Do you have a proper in-basket, or lists on paper or in your head? Start by putting one piece of paper into your in-basket for each thing you need to do. That means no more lists! This gets all the things you need to do out of your head and into the basket, which will immediately make you feel more in control.

Process your in-basket

Start with whatever item is on the top of the pile, and never put a piece of paper back into your in-basket.
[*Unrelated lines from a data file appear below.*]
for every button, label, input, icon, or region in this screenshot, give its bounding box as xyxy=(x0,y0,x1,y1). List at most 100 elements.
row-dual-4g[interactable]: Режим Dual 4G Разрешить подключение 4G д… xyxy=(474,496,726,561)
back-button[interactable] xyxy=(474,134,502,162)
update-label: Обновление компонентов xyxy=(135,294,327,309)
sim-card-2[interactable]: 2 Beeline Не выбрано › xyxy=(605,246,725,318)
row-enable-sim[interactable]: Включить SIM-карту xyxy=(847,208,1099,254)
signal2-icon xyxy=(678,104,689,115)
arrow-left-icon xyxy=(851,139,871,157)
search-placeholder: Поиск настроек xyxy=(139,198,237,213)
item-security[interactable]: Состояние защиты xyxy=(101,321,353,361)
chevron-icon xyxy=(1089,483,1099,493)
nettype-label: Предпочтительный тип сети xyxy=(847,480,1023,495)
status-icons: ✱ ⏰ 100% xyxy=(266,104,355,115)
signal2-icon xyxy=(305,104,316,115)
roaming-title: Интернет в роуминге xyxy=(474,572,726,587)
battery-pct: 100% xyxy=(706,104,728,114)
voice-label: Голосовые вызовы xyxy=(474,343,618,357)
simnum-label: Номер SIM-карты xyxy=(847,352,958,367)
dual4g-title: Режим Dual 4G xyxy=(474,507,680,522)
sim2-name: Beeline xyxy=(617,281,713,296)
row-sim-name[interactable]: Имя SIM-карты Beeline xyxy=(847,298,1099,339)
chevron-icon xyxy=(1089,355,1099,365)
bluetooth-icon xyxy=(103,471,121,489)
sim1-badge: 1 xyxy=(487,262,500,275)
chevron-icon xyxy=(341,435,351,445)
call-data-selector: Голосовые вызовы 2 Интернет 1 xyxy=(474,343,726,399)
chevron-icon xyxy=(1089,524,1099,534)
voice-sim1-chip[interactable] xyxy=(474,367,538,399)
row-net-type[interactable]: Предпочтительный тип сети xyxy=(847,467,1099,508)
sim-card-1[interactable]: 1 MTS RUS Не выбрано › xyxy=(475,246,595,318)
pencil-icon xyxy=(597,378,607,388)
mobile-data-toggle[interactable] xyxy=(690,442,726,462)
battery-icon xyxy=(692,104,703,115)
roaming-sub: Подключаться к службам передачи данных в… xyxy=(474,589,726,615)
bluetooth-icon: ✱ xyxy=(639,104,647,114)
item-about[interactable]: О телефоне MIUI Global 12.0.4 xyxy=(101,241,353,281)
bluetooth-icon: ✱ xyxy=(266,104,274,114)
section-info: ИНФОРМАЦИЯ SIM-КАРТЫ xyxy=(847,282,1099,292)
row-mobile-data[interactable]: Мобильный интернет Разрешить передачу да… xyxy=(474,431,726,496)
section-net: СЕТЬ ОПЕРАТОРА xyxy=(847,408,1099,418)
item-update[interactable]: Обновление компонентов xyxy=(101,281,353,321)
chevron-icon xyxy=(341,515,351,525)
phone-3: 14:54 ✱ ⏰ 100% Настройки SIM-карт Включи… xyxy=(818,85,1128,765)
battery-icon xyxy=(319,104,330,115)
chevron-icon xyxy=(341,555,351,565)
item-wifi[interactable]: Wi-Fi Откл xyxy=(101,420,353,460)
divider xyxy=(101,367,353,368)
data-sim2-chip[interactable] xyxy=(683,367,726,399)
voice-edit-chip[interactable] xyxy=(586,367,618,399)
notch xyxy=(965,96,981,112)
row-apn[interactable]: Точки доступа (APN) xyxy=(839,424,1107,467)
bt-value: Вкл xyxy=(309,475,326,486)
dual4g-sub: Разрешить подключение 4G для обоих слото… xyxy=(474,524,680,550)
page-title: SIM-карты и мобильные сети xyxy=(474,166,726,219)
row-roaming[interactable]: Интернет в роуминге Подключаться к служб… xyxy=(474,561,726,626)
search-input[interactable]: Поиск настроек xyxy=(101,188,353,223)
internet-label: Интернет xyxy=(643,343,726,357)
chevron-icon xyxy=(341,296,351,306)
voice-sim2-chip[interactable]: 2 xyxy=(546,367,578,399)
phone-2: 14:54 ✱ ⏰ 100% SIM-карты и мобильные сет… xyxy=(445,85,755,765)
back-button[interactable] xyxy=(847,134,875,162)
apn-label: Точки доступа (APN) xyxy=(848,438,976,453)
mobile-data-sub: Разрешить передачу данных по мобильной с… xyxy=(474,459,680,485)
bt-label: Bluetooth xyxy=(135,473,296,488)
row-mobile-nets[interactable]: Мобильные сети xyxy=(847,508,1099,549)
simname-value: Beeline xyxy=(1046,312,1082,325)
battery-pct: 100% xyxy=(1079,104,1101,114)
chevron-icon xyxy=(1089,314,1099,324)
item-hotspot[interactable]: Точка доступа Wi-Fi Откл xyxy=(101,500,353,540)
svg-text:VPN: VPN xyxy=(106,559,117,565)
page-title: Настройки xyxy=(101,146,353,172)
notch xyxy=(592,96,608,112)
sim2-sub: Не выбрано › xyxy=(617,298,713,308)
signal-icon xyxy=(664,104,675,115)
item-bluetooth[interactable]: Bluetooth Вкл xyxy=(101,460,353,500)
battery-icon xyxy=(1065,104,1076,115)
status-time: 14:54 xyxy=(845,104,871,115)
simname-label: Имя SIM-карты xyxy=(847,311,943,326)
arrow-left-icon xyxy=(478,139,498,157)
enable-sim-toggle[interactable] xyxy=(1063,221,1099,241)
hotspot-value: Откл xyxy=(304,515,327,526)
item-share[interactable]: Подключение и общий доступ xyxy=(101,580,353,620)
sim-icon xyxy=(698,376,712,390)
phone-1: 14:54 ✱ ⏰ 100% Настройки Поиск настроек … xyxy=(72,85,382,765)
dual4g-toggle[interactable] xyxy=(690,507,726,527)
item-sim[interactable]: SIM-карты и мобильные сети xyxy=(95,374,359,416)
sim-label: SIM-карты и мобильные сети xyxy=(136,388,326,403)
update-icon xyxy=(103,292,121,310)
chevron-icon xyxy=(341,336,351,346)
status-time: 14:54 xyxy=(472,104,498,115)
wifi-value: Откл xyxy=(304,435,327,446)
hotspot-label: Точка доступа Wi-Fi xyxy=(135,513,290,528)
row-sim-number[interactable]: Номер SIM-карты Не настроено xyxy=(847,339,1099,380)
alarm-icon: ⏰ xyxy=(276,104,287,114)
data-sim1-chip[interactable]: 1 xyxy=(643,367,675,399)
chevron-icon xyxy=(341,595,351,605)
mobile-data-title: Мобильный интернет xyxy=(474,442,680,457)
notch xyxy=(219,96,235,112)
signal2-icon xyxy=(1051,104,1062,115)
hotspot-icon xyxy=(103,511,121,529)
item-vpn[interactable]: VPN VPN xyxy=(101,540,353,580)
Here are your three choices:

  1. No action
  • Put it in the trash
  • Put it in an incubator maybe for later – for this you need an A-Z filing system with a file for each item
  1. Action
  • Write down the very next, specific action step for that item
  • Do it right away if you can do it in 2 minutes or less
  • Defer it with a post-it note that has the very next action written down
  1. Projects
  • Identify all your projects that require more than 1 action step
  • Create a file for each project

Dealing with the Projects action items

Sort the actions by context of where the actions need to take place:

  • Calls when you’re at a phone or have a few minutes
  • At your computer
  • Errands for work or family when you’re out and about
  • Agendas for various meetings for groups, individuals, family
  • Read/review (e.g. places, waiting, travelling)
  • Home items

Waiting for items

Put items or responses you’re waiting for in some system as next actions

e-mailE-mail work flow

  1. Deal right away with items that you can respond to in less than two minutes
  2. Put e-mails that require longer actions in an e-mail folder (Allen recommends @Action, so that it appears at the top of your e-folders.
  3. Also create an @Waiting for e-folder if you’re waiting for something from someone
  4. Also have an @Upcoming for meetings, events, etc.
  5. For projects that require actions, add a next-action item to the relevant project folder and review your projects once a week to plan for the next week’s actions.


Okay. So, now that I’m reminded of how I need to do things, I just need to do it! I find that Getting Things Done is a truly helpful resource and just the ticket for organizing my life.